Politica

La partita di Di Maio per lasciare SuperMario a Chigi

I grillini temono che l'obiettivo di Conte siano le urne anticipate. Anche il Pd è scettico sull'ex Bce al Colle, adesso Letta temporeggia

La partita di Di Maio. Guida il fronte contro le elezioni e punta a lasciare SuperMario a Chigi

Partita la corsa, cominciato il grande gioco del Quirinale, ecco i messaggi criptati, le sfumature da cogliere per individuare le faglie che dividono i partiti, in un Parlamento balcanizzato come non si vedeva da decenni. La scintilla che accende un dibattito caratterizzato da inevitabili bizantinismi è il nome di Mario Draghi. Lui resta in silenzio, ma il suo possibile trasloco al Colle sta iniziando a polarizzare le posizioni. Ben sapendo che resta improbabile un prosieguo della legislatura con l'ex governatore della Bce come nuovo Capo dello Stato.

Giuseppe Conte ha già provato a lanciare la candidatura del premier, tentando di proporre una soluzione ponte che consenta di arrivare al 2023. Un'ipotesi volta a tranquillizzare i parlamentari che temono di non raggiungere lo scatto della pensione a settembre del 2022. Una linea velleitaria per molti, perché difficilmente l'arrivo di qualcun altro a Palazzo Chigi riuscirebbe a tenere insieme una maggioranza di unità nazionale. Un tranello per andare al voto in primavera, per i beninformati che pensano che Conte voglia solo le elezioni anticipate. Così Luigi Di Maio, ex capo politico del M5s, in un'intervista a La Stampa non ha potuto schivare la domanda. Il ministro degli Esteri dice che il voto sarebbe «semplicemente sbagliato». Perché «vorrebbe dire bloccare la ripresa del Paese». Per alcuni osservatori queste parole delineano un posizionamento diverso rispetto agli spifferi che vorrebbero il leader M5s lanciato verso le politiche sfruttando l'elezione di Draghi al Quirinale. Comunque, a differenza dell'avvocato, il ministro grillino non scopre le carte sull'attuale premier. E quando gli si chiede conto dell'endorsement di Conte sull'ex numero uno della Bce alla presidenza della Repubblica replica che «su questo ovviamente risponde Giuseppe». Per poi aggiungere che «Draghi ha tutto il nostro supporto per quello che sta facendo» e concludere il discorso precisando: «Non ho nessuna intenzione di entrare nel toto-Quirinale».

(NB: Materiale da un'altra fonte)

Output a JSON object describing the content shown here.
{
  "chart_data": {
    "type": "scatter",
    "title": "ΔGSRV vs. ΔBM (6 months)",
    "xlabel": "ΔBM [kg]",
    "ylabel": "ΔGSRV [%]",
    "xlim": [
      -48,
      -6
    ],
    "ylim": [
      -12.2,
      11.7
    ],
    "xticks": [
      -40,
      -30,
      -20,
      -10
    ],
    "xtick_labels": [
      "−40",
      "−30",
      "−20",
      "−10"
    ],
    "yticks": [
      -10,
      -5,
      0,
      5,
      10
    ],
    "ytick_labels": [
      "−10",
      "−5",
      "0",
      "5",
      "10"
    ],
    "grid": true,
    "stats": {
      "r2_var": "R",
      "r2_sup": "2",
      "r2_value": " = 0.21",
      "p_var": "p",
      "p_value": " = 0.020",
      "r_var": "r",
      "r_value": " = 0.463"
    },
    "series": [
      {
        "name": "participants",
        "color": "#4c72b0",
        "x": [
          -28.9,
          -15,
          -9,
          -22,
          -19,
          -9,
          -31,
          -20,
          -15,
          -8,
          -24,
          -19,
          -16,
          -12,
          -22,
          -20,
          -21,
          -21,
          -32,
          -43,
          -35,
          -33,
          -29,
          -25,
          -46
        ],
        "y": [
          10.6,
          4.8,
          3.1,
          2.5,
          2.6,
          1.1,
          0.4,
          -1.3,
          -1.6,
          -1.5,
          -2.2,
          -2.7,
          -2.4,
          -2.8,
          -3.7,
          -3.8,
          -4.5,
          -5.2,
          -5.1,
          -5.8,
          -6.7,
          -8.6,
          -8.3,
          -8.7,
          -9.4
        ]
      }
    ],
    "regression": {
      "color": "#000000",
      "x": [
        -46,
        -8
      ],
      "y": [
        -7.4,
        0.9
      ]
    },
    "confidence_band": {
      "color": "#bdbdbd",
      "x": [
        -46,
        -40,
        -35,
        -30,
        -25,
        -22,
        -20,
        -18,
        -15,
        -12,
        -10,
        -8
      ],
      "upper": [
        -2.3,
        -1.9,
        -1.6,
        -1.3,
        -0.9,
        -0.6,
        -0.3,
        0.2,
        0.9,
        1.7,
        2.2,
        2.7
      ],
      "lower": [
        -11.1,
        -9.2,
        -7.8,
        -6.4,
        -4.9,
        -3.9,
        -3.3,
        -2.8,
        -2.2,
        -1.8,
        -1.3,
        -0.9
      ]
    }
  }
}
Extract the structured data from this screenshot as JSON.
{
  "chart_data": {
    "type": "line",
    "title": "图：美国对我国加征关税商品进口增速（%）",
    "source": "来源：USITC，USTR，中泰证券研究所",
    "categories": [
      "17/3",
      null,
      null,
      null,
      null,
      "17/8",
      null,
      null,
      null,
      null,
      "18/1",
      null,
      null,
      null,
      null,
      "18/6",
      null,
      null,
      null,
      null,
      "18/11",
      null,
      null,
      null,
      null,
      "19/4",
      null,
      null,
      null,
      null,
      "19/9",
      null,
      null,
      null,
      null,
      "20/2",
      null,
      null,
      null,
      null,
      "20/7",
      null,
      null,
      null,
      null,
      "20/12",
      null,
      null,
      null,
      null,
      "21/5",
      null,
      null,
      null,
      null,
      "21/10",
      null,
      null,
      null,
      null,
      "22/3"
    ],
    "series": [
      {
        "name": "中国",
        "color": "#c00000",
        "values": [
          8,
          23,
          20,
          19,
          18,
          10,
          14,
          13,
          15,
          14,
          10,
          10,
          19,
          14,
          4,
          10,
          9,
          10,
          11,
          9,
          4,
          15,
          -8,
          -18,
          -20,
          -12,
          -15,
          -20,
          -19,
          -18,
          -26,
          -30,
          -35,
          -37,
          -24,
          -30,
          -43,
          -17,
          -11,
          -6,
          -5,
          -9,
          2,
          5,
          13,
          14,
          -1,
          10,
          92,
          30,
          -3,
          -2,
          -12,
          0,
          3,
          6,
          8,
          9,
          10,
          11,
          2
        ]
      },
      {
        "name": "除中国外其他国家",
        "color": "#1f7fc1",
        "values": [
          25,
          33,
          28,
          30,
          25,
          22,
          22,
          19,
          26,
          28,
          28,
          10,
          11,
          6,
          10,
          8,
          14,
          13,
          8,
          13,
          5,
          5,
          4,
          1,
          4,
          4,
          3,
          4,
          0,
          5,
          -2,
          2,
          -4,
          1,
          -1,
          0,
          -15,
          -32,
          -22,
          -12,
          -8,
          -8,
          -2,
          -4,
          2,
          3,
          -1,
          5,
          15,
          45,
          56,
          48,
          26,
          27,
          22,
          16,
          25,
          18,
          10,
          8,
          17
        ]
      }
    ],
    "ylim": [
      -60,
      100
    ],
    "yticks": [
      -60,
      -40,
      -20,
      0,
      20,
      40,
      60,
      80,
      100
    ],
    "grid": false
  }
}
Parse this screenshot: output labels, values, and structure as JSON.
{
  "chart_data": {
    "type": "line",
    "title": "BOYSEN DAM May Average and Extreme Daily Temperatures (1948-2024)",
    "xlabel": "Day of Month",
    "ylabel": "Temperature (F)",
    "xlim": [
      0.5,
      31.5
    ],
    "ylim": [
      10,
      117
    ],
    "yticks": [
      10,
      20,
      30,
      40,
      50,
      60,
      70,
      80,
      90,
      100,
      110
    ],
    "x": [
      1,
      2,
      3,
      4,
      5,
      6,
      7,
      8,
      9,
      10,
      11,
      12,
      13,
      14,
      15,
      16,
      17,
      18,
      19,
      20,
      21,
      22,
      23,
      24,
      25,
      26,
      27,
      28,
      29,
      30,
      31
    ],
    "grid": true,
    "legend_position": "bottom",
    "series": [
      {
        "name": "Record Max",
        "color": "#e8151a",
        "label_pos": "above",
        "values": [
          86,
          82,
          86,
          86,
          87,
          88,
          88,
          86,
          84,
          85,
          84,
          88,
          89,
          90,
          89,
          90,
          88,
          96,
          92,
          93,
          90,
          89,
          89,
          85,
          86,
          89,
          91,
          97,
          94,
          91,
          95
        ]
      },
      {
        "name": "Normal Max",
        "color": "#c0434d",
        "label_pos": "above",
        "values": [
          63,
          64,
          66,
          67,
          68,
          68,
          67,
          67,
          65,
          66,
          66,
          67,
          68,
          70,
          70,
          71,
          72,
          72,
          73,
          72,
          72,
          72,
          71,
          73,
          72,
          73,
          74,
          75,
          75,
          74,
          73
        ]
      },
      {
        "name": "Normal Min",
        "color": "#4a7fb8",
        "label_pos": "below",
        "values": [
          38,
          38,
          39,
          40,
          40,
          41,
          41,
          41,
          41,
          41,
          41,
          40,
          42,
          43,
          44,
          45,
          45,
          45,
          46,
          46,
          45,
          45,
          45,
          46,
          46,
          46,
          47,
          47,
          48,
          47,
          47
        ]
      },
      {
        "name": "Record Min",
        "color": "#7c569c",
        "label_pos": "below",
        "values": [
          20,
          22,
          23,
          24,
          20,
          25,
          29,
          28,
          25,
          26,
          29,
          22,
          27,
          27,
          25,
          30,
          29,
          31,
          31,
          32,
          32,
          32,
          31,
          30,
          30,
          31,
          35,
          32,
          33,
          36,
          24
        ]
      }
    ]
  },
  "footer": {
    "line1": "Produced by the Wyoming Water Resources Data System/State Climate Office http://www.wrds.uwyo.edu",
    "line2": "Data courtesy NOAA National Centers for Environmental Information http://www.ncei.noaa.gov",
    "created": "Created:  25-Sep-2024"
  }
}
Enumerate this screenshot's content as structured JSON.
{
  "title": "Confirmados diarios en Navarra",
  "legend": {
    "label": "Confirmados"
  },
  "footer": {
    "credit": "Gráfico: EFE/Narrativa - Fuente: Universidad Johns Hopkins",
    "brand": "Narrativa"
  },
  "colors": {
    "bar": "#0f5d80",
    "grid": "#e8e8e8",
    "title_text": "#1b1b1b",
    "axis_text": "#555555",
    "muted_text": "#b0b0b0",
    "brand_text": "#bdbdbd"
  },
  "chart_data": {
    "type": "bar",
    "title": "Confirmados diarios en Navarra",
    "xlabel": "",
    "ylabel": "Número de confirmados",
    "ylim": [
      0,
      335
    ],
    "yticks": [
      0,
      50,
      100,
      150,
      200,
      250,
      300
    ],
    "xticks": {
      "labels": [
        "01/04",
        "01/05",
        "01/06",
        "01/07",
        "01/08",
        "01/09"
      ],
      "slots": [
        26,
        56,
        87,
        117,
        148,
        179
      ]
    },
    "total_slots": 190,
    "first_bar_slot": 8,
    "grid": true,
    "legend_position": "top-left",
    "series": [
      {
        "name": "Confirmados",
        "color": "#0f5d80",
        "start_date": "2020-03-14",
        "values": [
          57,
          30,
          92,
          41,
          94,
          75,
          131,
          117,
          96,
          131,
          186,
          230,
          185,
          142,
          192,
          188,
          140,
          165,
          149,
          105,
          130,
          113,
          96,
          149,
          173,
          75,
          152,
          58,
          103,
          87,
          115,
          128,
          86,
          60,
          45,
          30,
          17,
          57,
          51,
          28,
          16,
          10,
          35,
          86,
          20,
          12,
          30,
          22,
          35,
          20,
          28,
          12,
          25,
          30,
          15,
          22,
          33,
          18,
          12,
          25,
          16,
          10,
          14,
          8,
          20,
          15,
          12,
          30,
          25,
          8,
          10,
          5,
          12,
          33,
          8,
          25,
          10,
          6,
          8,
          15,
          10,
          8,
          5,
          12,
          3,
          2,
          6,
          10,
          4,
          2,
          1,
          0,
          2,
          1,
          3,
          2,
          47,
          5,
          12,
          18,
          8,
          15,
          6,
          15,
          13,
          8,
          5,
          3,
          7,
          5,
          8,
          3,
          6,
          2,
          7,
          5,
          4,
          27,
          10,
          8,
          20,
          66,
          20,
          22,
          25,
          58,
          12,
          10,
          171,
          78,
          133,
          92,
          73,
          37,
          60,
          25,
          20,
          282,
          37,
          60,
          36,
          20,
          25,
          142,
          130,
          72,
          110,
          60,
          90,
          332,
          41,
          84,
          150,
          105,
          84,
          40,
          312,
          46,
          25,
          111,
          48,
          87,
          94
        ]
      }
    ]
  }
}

Sfumature diverse che potrebbero rivelarsi decisive. Perché Di Maio controlla un cospicuo pacchetto di parlamentari stellati che seguiranno le sue direttive e non vogliono andare a votare. Di fronte alla frammentazione del suo partito, Enrico Letta è sempre più scettico sull'opportunità di spedire Draghi sul Colle. Nel Pd il correntone di Base Riformista, animato da ex renziani, sponsorizza un secondo mandato del Presidente del Consiglio dopo il voto nel 2023. Letta temporeggia. Nell'ultima direzione nazionale del partito ha rinviato ogni discussione sul Quirinale a dopo la legge di bilancio. «Quindi avanti con il governo Draghi», ha indicato la strada. Matteo Renzi non si sbilancia, ma preferirebbe mantenere il premier a Chigi e i suoi parlamentari sono spaventati dalle urne. Un rischio che nessuno vuole correre: dal Gruppo Misto alla galassia centrista passando per i peones di tutti i partiti. Anche Carlo Calenda spinge per continuare con Draghi capo del governo.

E se ancora nel Movimento non si sono palesate le divisioni, sicuramente i toni usati dai diversi esponenti sono la spia di strategie potenzialmente contrapposte. Nessun grillino di rango appoggerebbe mai Silvio Berlusconi, ma il ministro per i Rapporti con il Parlamento Federico D'Incà - non ostile a Conte - bolla il leader di Forza Italia come «invotabile», anche in ottica Draghi ed elezioni anticipate.

Per Di Maio l'ipotesi - Berlusconi è «improbabile».